Public figures, actors, and sports champions took part in the marathon, which brought together many Egyptian families. Nour Al-Sherbini and Farida Othman, Egypt’s squash and swimming champions, were present. They were key figures who honoured the winners and gave a huge boost to the event. 

“When kids see their role models joining such events, this helps to create a healthier younger generation that honours sports and respects each other,” said Ayman Hussein, one of the role models.

Hussein, who has always struggled with his weight, was able to lose more than 40kg with Alex Runners during a one-year period. He has now become a role model and a source of inspiration for others.

 “We were keen to invite celebrities like Al-Sherbini, Othman, and Khamis as well as actress Dorra to show people that celebrities also play sport and lead healthy lifestyles,” Hussein added.

Schools in Alexandria were keen to participate in the marathon with their students, staff members, parents, and principals. “We are here to have a family fun time and to do something good for the community,” said April Flowers, principal of the Forsan American School in Alexandria. “I’m proud of the pupils who ran very hard today,” she said. 

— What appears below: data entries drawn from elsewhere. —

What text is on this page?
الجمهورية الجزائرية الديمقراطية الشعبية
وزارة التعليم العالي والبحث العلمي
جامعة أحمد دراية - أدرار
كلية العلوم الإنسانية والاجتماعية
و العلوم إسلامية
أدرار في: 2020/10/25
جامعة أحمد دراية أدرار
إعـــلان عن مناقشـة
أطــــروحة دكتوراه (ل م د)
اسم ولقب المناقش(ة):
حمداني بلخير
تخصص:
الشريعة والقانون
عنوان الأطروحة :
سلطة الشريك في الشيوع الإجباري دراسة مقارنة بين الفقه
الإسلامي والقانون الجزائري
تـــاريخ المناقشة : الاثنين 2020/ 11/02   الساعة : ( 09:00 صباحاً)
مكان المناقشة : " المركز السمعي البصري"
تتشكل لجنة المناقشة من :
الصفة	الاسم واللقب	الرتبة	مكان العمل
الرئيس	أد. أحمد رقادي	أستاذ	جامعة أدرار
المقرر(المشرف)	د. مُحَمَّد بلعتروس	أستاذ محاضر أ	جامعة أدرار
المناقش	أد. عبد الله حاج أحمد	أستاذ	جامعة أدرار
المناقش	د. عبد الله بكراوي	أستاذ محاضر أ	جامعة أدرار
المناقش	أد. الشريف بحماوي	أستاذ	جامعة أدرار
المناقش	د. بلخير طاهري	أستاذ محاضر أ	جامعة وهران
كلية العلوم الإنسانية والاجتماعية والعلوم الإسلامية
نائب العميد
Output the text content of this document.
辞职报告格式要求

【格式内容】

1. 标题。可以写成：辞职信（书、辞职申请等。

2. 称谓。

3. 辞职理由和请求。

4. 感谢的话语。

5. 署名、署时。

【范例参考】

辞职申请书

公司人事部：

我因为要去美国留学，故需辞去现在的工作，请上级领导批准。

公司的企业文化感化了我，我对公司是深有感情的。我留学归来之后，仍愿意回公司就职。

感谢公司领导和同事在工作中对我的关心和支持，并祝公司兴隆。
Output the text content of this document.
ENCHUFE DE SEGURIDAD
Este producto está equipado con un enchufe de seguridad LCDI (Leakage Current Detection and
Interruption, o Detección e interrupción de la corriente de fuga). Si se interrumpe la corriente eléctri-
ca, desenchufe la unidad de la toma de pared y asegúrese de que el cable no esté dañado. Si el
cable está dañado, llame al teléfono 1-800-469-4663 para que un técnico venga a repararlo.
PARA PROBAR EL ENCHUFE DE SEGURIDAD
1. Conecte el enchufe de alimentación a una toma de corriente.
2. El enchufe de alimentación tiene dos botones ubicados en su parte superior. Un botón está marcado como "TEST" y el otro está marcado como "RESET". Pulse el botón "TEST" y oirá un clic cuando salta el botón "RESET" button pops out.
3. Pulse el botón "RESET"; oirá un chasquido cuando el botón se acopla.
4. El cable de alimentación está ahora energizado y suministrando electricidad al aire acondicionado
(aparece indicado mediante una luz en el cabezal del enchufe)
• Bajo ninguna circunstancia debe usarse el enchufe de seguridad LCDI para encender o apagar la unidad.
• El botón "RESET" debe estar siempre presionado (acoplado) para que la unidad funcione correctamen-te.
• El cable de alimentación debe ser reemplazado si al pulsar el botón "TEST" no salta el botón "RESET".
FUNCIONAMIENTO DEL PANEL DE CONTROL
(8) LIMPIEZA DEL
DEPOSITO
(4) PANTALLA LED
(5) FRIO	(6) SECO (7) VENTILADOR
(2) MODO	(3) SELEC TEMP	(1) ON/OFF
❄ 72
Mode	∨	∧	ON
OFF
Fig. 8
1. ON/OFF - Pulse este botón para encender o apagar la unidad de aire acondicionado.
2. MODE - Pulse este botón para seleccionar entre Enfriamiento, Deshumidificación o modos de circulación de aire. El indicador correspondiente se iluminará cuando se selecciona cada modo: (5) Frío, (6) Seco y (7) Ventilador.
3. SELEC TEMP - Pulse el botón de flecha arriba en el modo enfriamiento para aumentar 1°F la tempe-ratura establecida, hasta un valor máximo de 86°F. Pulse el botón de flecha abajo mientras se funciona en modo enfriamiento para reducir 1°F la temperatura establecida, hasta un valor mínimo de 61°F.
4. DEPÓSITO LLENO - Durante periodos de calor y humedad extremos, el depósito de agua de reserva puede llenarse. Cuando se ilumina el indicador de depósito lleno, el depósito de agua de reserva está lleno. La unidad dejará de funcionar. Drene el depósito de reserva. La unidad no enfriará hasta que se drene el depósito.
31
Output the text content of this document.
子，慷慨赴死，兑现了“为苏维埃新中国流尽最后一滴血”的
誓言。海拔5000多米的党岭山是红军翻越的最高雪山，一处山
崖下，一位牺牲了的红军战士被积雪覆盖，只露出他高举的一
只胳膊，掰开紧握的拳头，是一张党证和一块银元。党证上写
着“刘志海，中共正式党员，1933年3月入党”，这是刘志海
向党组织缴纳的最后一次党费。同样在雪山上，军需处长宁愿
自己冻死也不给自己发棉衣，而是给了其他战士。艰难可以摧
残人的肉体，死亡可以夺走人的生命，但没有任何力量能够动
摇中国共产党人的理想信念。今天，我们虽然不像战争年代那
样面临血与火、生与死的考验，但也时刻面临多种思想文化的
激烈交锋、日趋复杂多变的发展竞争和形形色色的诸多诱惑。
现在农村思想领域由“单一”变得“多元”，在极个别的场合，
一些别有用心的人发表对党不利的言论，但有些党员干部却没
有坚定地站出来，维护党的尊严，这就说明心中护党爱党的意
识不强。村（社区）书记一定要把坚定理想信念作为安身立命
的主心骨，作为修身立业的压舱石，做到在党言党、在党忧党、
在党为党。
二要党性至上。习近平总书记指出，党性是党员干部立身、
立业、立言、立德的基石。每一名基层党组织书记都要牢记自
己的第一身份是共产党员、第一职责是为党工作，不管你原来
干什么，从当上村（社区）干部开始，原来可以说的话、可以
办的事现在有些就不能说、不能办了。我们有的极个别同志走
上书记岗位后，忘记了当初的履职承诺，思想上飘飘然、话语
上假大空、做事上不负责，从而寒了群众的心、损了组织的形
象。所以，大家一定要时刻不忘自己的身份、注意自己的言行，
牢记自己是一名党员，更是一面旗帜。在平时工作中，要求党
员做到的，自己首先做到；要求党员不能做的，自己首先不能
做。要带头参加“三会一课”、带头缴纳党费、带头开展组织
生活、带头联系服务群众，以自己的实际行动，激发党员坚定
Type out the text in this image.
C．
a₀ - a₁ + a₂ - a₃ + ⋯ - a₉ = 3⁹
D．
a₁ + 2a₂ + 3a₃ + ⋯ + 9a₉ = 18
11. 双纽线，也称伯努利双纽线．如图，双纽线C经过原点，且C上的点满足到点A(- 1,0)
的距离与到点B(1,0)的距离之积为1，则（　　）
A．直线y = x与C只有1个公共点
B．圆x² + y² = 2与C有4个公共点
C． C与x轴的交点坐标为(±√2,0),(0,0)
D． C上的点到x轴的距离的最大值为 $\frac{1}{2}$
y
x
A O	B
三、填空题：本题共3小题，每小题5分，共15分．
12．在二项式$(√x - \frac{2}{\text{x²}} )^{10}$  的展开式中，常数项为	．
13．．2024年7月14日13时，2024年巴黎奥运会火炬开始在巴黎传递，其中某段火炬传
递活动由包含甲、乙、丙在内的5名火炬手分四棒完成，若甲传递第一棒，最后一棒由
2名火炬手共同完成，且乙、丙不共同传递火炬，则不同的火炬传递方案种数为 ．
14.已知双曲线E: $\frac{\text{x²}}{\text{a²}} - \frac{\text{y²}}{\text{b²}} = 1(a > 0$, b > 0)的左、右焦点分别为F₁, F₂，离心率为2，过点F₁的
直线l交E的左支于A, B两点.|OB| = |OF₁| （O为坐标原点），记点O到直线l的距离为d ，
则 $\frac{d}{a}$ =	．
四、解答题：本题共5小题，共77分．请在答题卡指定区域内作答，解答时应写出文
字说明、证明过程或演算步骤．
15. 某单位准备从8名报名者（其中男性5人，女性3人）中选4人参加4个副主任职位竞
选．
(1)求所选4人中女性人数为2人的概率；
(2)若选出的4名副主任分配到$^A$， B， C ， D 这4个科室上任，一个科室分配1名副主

The event saw races for each age group. It was an unsigned contract that everyone could participate in the event and everyone could compete. Besides the marathon, there were also races of 10km and a family run and kids challenge.

The event saw a huge turnout of foreigners as well. “Today, I see Alexandria differently. I see Alexandria as so beautiful. I see a very organised and civilised city,” commented Christina from Germany who works at the Deutsche Schule der Borromäerinnen. “It is a very happy event, indeed,” she added. 


Because charity is part and parcel of the Alex Runners’ policy, community service is a key element in all their events. Revenue raised by this event will be given to charity to help children with congenital anomalies. 

“It is not the first time our association has coordinated with the Alex Runners to help purchase an incubator or help maintain and develop departments in Alexandria’s hospitals,” said Saber Wahib, head of the Paediatric Surgery and Congenital Anomalies Department at Alexandria University.

“When we see children with anomalies that can be cured, we feel it is our role to reach out to the community for help. This is what we find with Alex Runners. They help us to secure the funds we need for these patients to help them lead normal lives,” he added.

The writer is a freelance journalist.